Como criar um banco de imagens humanizado e representativo para uma campanha de arrecadação sem usar fotos reais de pessoas em situação de vulnerabilidade social, preservando sua identidade e dignidade?
Por trás de cada mulher existe um universo de batalhas e sonhos. A luz pra cada história é quente, fim de tarde, e atravessa a vida de cada uma. A mulher brasileira tem cara, tem vez, tem voz e o nome de cada uma delas você vai conhecer agora.

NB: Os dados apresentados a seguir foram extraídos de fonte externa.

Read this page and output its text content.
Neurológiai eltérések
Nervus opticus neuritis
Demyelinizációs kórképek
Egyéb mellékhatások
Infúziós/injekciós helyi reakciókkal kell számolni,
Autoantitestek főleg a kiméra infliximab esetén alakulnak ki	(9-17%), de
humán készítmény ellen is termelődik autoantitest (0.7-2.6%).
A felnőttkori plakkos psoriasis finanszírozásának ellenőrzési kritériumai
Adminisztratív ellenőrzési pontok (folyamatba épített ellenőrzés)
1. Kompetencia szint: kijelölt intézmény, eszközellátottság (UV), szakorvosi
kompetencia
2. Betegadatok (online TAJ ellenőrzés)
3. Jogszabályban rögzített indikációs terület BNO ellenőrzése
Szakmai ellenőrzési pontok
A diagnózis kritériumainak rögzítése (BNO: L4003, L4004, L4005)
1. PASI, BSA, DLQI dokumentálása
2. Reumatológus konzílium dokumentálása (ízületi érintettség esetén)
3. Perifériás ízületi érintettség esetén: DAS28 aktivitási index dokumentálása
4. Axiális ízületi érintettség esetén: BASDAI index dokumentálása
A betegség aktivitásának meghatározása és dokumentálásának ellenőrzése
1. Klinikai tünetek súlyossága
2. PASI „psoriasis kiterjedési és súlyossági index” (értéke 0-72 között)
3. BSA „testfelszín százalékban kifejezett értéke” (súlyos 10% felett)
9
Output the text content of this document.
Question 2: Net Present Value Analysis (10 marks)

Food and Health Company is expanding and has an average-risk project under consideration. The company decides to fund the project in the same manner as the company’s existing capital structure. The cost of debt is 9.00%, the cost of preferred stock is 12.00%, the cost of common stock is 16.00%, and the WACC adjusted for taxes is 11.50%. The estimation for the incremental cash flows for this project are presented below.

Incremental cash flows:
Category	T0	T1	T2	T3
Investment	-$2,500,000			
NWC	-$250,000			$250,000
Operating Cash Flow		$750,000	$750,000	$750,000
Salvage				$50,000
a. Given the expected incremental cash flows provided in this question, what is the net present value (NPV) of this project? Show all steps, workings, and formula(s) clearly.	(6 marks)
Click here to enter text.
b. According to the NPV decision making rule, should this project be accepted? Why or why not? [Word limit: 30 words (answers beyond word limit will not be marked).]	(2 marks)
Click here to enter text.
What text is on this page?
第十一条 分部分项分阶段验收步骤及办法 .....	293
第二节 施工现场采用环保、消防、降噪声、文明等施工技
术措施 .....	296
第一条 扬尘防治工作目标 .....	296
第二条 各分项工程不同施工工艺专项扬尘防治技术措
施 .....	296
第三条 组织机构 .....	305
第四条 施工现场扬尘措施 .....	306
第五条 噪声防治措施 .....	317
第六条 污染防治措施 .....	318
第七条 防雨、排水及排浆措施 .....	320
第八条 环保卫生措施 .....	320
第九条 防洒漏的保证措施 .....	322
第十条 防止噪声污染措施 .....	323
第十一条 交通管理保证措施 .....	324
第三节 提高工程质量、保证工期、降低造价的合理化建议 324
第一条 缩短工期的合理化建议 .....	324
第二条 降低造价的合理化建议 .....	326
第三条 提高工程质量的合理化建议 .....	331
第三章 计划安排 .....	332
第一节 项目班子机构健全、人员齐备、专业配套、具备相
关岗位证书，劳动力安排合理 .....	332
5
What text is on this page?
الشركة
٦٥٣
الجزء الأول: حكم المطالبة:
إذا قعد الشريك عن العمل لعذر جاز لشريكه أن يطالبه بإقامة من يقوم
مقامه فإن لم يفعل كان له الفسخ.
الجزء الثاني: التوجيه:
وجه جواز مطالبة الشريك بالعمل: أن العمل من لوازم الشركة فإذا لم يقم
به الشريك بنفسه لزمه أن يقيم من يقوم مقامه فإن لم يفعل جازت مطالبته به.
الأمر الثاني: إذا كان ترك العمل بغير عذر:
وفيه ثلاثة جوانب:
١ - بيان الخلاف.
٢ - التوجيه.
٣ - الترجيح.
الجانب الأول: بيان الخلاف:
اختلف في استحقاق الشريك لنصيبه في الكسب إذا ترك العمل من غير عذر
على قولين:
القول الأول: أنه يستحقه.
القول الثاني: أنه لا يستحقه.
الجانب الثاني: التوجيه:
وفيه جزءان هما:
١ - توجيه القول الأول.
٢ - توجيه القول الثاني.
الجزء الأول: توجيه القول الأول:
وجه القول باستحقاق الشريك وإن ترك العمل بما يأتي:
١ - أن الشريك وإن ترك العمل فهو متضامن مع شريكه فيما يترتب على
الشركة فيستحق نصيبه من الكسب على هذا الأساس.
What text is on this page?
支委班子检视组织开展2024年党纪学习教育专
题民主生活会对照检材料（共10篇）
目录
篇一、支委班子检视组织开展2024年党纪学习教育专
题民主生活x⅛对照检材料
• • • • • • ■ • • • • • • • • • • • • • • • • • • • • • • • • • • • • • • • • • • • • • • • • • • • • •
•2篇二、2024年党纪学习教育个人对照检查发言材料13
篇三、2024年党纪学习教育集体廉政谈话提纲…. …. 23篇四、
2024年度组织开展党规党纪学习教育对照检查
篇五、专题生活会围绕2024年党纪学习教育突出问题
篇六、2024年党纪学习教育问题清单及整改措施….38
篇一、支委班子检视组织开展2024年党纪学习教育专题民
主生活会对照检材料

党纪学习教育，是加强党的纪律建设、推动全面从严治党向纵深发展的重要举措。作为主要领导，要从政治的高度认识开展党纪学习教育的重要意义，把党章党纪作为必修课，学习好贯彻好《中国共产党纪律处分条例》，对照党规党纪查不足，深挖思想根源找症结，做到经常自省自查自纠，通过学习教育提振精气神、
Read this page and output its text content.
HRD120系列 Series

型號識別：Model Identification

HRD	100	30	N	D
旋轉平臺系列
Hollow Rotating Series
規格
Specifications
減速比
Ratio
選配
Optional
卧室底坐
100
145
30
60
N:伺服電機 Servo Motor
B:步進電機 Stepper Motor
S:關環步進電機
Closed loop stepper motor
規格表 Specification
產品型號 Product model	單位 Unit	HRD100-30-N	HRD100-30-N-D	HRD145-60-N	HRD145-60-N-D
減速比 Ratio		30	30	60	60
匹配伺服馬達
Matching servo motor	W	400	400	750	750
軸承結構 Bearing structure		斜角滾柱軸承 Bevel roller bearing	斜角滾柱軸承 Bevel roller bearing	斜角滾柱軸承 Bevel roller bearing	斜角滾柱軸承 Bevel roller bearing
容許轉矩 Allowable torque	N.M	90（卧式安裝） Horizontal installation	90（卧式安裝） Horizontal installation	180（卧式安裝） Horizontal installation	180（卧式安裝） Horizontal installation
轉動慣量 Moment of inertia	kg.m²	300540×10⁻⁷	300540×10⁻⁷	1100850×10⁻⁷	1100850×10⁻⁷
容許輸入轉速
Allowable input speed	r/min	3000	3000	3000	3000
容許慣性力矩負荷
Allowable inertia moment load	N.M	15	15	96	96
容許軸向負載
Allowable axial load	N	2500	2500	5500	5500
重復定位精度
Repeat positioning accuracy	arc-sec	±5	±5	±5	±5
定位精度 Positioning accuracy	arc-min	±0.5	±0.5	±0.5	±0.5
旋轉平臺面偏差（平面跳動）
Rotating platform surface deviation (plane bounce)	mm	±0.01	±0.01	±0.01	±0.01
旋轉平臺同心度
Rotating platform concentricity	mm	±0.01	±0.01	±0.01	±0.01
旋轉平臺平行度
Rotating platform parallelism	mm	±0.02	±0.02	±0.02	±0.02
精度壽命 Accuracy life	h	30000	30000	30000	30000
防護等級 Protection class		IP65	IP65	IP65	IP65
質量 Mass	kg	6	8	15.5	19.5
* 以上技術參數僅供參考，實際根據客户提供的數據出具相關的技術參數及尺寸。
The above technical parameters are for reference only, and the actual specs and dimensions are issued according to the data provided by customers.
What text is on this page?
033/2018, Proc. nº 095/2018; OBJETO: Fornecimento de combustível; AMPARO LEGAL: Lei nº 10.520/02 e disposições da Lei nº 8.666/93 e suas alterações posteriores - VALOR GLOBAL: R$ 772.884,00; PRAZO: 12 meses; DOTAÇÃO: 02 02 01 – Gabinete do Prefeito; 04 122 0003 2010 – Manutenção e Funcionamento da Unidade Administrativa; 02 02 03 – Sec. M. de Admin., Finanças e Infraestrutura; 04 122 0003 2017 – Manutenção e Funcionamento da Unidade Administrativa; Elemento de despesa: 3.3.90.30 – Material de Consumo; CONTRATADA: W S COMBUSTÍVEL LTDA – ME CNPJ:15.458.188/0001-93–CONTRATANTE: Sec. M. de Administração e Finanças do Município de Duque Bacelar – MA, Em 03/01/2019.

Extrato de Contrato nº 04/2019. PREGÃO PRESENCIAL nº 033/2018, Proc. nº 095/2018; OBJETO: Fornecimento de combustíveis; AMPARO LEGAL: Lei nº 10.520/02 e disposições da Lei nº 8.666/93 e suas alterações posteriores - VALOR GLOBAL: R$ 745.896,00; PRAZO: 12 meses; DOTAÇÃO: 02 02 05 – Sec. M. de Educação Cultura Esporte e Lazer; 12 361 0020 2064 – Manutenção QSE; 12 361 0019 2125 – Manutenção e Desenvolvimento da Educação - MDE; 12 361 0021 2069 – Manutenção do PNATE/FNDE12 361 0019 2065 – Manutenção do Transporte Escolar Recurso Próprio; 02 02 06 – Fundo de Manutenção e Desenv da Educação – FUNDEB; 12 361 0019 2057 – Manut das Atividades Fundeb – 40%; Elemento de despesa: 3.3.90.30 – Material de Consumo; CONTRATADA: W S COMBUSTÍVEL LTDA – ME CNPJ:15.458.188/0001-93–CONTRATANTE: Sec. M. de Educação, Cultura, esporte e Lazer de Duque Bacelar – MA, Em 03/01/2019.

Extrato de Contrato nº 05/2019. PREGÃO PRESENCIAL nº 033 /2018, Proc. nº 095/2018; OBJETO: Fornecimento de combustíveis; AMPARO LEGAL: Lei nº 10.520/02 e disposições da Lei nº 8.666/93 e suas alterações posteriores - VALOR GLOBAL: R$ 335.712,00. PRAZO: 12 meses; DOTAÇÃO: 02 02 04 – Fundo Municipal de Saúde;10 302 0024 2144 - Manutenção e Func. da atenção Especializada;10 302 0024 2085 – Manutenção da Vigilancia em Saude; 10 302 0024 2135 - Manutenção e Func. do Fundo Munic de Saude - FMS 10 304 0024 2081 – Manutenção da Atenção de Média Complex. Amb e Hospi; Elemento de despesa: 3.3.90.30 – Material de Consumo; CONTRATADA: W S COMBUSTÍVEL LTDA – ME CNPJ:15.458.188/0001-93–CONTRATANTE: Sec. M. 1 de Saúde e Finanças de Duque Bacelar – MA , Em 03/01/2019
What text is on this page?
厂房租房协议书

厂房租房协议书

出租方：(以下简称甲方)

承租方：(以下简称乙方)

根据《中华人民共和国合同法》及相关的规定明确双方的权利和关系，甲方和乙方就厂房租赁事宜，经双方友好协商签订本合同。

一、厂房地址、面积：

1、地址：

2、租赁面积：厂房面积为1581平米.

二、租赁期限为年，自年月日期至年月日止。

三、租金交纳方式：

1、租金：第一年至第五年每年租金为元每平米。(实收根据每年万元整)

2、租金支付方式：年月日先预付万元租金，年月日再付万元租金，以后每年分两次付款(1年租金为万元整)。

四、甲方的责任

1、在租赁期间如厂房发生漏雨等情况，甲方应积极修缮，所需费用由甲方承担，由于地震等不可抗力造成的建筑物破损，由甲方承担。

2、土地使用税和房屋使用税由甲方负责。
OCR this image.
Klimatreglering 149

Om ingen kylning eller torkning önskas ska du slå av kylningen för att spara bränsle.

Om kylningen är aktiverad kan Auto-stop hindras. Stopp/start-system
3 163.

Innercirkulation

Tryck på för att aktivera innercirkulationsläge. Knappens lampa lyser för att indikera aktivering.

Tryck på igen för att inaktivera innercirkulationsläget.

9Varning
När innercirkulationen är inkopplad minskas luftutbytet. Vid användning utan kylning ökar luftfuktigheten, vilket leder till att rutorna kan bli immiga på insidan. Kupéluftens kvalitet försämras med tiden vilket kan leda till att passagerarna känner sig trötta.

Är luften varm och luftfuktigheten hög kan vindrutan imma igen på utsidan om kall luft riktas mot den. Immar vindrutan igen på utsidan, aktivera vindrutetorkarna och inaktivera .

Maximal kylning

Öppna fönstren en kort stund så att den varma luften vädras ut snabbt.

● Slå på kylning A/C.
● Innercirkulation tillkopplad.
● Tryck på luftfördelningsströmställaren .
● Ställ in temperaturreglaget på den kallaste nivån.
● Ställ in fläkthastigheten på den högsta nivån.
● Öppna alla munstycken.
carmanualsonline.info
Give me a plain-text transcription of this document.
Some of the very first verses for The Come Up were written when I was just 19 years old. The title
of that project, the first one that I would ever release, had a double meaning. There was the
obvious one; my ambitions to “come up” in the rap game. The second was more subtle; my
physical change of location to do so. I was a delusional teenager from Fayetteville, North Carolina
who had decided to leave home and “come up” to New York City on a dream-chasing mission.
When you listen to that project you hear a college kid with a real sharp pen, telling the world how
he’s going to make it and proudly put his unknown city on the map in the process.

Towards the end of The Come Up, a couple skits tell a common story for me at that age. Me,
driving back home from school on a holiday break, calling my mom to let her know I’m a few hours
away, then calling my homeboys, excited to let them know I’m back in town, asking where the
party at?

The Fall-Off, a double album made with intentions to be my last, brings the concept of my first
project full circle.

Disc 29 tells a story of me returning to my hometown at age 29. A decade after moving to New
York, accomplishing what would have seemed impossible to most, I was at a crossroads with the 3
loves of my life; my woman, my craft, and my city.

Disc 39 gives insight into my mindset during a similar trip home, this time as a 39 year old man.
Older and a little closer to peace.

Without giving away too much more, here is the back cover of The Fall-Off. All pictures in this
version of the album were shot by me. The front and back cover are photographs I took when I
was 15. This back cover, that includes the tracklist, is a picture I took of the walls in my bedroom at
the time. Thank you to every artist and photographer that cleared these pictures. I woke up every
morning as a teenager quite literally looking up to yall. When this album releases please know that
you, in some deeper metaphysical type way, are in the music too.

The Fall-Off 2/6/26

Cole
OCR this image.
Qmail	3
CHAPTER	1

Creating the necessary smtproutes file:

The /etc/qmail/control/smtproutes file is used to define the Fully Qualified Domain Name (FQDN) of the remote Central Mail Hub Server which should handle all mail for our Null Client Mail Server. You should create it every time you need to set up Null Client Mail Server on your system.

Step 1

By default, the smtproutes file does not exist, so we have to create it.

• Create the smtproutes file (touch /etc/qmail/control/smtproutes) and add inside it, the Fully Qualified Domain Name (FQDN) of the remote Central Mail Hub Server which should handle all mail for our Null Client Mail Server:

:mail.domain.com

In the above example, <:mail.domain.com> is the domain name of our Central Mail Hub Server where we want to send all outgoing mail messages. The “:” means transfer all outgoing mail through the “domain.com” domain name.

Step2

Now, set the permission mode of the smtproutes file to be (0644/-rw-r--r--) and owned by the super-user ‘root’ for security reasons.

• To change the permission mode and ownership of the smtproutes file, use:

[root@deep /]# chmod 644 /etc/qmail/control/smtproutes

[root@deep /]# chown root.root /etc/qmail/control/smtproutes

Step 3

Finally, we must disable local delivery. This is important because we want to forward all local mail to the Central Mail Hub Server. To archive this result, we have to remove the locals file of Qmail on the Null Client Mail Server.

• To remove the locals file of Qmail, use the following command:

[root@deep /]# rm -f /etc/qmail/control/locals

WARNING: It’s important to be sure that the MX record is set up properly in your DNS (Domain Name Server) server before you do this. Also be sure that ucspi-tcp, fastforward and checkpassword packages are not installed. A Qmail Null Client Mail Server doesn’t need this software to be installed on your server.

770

Concebi o banco de imagens e conduzi a direção de arte: defini o casting visual, a linguagem de luz e enquadramento, escrevi e iterei os prompts e fiz a curadoria de cada imagem gerada. A decisão central foi de método: em vez de fotografar e depois esconder rostos, gerei pessoas que não existem, preservando identidade sem recorrer a desfoque, silhueta ou recorte, que são recursos que sugerem vergonha. Revisei imagem por imagem para evitar estereótipo de pobreza e artefatos que denunciam origem sintética.
A campanha ganhou um banco de imagens humanizado sem expor rostos reais de mulheres em situação de vulnerabilidade. A decisão de não fotografar deixou de ser limitação e virou parte do discurso da campanha: proteção de identidade como valor, não como ausência.